War and Militants Pose Grave Risk to Iraq’s Rich Heritage

Iraq’s heritage is in grave danger of being demolished or sold, archaeologists warn, after members of the radical Sunni group Islamic State (IS) destroyed statues, mosques and shrines in and around Mosul.
 
“Islamic State promises it will protect Islamic cultural artifacts and destroy others promoting polytheism,” the Al Khorasan Media tweeted recently, declaring it would “bring the latest news on Islamic State.”
 
That must be the explanation for a wave of destruction by the group, targeting statues of poets or historians, Shiite mosques and tombs of sheiks, saints and holy men – even a Christian statue of Mary.
 
Islam does not allow mosques to be built on tombs, nor does it allow the worship of “idols,” is the message. Some of the destroyed buildings were ancient, like the shrine of Sheikh Fathi in the al-Mushahada neighborhood of Mosul, which dates back to 1760 AD. Civilians tried to protect it, fending off the bulldozer, but it returned after they had left for the night.
 
IS is also said to have demolished the ancient shrines of the prophets Yunus, Jarjis and Sheet, which are inside some of the oldest mosques in the city. However, one of the spokesmen for the new rulers in Mosul has denied the report, saying that objects inside were only moved elsewhere.
 
Archaeologists from around the world have sounded the alarm, fearing for the fate of the rich heritage in the areas under IS control. Mosul is known to have almost 1,800 historical sites, many of them hardly excavated because of the security situation in Iraq.
 
Some sites of the UNESCO World Heritage List are now under IS control, like the temples of Hatra and Ashur.
 
Other sites, like the ancient Assyrian cities of Nimrud and Nineveh, have applied for a place on the list. Blowing up mosques and tombs is part of the IS ideology, says Christopher Jones, a PhD student in ancient Near Eastern history at Columbia University in New York.
 
It is “because IS has declared itself to be the new Islamic caliphate, the leader of the entire Islamic world,” he says on his weblog. As IS radicals do not accept Shiites as Muslims, their mosques “represent a threat to IS’ legitimacy.
 
So long as those mosques stand, they are a reminder that all Muslims are not unified under the rule of one caliph, and IS’ claim to be leading Muslims back to the old golden days of Islamic unity looks very questionable,” Jones says.
 
Some archaeologists have pointed out that IS destroys not only over faith.

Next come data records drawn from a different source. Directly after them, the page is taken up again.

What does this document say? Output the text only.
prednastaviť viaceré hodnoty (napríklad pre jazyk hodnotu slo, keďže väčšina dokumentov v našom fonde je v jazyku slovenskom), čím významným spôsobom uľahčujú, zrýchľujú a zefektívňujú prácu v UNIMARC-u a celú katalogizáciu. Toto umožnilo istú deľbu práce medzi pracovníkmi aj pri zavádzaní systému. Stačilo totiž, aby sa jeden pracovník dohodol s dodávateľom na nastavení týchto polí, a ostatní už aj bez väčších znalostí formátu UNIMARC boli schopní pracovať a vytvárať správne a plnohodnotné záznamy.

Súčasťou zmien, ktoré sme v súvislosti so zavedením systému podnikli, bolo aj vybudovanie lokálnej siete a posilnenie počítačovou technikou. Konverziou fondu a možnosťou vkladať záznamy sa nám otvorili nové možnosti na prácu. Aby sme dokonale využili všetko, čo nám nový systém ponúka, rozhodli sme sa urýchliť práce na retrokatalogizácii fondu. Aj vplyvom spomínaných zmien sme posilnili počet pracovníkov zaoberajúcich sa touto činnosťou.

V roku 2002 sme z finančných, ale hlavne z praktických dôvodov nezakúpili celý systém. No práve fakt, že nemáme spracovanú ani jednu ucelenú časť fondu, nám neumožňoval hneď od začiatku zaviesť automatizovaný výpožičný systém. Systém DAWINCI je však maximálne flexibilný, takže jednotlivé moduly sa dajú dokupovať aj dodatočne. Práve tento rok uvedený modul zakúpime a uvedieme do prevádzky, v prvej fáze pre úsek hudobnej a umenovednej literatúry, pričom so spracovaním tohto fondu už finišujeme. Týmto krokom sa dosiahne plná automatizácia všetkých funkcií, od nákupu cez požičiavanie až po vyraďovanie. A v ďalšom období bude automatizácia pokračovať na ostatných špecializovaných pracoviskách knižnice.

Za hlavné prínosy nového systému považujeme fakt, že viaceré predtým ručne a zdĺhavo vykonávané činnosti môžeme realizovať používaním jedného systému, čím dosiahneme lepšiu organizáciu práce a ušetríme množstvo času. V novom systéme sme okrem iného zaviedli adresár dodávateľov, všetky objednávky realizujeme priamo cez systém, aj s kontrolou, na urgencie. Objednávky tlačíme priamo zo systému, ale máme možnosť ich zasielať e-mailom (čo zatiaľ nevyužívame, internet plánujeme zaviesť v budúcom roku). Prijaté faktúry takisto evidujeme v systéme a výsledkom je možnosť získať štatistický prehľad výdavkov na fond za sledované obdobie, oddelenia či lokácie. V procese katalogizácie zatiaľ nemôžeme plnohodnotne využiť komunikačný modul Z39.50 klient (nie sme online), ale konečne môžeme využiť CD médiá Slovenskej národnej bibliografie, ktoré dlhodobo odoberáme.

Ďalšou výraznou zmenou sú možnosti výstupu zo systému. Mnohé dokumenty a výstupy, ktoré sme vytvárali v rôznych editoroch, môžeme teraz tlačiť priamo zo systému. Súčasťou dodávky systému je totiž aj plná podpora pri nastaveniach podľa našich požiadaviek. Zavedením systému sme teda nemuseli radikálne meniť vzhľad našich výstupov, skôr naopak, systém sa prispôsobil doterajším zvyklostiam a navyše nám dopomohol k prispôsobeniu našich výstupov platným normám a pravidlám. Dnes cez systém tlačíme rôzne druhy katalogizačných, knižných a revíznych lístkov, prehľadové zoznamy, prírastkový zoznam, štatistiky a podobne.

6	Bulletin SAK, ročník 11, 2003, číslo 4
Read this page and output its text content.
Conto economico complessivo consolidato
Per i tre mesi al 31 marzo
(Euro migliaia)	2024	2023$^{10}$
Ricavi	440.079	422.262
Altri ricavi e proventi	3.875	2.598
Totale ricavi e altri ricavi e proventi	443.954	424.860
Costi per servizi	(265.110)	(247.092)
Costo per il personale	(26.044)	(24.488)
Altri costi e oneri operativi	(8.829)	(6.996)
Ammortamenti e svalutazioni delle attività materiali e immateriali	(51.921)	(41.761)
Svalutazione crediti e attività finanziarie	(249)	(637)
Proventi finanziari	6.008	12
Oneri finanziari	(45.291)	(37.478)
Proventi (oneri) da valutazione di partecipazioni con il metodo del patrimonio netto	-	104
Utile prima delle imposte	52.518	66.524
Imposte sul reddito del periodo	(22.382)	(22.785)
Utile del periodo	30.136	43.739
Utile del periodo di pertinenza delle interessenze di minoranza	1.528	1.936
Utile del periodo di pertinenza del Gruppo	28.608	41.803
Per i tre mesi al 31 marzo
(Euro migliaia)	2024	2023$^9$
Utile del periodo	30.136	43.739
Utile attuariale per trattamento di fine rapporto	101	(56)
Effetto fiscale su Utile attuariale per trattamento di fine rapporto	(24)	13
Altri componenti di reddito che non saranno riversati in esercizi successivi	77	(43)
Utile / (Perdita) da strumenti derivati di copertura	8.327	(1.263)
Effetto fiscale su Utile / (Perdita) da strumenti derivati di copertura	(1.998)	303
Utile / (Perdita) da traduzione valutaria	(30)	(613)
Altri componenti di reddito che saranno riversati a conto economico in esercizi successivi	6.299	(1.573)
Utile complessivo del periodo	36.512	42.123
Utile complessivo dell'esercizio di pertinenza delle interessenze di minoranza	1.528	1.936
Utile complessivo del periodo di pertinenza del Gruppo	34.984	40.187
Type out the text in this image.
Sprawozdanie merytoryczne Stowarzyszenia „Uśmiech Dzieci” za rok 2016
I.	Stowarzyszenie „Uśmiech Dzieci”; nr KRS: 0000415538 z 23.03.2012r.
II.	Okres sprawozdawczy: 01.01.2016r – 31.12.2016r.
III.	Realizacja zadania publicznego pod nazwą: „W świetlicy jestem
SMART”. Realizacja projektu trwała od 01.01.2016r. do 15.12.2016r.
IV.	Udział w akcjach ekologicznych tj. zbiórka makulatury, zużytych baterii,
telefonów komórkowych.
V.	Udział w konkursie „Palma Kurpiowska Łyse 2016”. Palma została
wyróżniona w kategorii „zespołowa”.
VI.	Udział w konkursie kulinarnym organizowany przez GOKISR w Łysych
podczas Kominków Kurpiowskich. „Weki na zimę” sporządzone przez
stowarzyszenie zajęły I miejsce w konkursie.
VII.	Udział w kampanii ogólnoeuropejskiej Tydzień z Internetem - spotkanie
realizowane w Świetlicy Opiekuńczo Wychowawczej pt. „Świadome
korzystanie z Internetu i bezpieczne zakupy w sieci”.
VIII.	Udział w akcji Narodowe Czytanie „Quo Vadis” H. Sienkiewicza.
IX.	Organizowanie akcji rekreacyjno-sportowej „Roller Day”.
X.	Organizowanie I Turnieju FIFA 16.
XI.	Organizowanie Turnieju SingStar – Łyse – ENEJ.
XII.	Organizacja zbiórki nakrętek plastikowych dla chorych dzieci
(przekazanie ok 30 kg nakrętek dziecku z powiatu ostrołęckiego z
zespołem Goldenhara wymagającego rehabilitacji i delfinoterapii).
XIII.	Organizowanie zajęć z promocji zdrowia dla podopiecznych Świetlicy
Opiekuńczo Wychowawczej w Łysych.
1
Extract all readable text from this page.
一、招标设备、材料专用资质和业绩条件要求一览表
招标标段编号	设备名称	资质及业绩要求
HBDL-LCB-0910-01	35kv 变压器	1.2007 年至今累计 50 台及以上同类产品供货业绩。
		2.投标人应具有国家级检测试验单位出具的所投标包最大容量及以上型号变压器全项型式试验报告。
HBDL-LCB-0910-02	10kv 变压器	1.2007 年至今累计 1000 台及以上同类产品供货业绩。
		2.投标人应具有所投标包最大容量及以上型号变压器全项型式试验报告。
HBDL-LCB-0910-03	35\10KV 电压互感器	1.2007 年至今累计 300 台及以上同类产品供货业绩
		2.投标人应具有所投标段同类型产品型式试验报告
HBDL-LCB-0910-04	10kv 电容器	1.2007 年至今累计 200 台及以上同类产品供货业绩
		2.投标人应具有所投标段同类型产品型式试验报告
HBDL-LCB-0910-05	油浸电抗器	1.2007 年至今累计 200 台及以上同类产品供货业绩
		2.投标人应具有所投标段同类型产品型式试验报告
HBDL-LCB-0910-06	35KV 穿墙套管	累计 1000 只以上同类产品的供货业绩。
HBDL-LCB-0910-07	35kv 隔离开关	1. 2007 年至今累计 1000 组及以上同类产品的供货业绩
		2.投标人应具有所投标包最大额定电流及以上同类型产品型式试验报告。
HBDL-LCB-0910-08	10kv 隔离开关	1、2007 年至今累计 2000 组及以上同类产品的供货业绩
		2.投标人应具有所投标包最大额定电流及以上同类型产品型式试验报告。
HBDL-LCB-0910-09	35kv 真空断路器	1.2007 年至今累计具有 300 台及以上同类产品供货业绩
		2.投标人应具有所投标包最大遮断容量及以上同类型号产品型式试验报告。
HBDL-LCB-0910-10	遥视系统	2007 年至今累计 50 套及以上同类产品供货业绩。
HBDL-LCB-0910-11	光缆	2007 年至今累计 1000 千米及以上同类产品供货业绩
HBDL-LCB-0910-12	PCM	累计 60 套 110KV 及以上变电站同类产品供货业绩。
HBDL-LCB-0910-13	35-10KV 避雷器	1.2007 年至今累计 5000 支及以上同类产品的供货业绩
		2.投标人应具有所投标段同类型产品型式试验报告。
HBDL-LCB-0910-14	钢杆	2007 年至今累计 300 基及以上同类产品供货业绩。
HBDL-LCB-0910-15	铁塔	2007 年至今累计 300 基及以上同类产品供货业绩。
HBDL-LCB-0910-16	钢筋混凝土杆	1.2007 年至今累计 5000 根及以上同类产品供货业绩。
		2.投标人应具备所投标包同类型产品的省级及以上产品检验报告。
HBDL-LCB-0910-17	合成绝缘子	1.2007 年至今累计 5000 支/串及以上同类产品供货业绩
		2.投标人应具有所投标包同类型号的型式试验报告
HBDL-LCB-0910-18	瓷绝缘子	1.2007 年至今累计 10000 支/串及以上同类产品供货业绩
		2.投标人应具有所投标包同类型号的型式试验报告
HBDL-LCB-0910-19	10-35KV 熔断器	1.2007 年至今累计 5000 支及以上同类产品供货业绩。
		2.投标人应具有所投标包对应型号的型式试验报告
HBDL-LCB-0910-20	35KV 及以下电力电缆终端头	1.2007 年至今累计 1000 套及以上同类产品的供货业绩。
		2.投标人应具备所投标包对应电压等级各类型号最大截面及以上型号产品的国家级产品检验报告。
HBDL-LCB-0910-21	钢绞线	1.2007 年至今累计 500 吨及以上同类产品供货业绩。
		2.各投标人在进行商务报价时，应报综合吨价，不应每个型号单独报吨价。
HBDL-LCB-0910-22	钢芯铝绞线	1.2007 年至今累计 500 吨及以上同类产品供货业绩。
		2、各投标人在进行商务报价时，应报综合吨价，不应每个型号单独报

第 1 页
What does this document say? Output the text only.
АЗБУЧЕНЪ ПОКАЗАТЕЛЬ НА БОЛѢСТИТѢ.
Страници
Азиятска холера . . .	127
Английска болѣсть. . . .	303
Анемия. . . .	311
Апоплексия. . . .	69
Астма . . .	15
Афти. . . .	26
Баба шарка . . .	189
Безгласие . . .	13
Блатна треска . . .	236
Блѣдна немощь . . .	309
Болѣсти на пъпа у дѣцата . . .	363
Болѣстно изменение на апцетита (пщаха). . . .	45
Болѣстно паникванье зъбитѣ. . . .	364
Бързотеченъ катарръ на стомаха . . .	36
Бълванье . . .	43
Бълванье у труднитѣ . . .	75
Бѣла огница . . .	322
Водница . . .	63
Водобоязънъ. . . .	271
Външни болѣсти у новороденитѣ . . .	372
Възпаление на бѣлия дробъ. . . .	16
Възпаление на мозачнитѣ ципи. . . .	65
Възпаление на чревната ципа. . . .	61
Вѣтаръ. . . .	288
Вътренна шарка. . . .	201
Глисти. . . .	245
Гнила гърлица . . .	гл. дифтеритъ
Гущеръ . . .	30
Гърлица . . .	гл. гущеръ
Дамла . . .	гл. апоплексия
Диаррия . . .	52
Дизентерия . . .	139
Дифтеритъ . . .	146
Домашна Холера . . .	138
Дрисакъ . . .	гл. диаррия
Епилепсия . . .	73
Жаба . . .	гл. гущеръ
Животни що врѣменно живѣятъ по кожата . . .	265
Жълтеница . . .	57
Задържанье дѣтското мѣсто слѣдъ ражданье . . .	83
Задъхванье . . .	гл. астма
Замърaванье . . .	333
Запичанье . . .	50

It does so to “steal the identity of the people they want to rule,” according to Simone Muehl, a German archaeologist who has worked extensively in Iraq.
 
She has set up a special “Endangered Heritage” Facebook page to share information about the fate of sites under IS control. The urgency of the warning was illustrated when militants recently tried to take over the huge excavation site of Nimrud: guards and locals were able to keep them out.
 
Destruction is not the only way IS gets rid of artifacts it does not like. The group is known to have sold many valuable pieces from Syria on the black market abroad, most probably earning as much as $36 million dollars.
 
“While proclaiming pure aniconic Islam on one hand, they are perfectly happy to tolerate artifacts when they can make money off of them,” Jones notes. In Iraq this process might have started in Mosul, as some rare manuscripts have been taken from the main library.
 
According to some reports, a valuable Koran from Mosul was intercepted when it was offered for sale on the black market in Turkey. The main Mosul Museum, with countless valuable artifacts, has been closed by IS.
 
It is said its members are waiting for a decree from their leader about what to do next. IS could be involved in the trade of antiquities in a number of ways, according to Sam Hardy, an archaeologist at University College London, who studies this trade.
 
“They might be running a trafficking network, facilitating smuggling through offering a service, or levying a tax on traffickers who move looted artifacts through their territory,” he says. Muehl says poverty is one reason why locals become involved in digging up artifacts, which are then sold to middlemen or to IS, before finding their way out of the country.
 
To help customs, police, art dealers and collectors identify objects that could originate from Iraq, the International Council of Museums (ICOM) has published a red list, so that items may be detained wherever they surface.
 
It lists types of objects from Iraq which are particularly at risk and are likely to have been stolen. ICOM is appealing to museums, auction houses, art dealers and collectors not to acquire the artifacts, or anything else from Iraq.
 
“Because of the tremendous variety of objects, styles, and periods, any antiquity from Iraq should be treated with suspicion,” it says.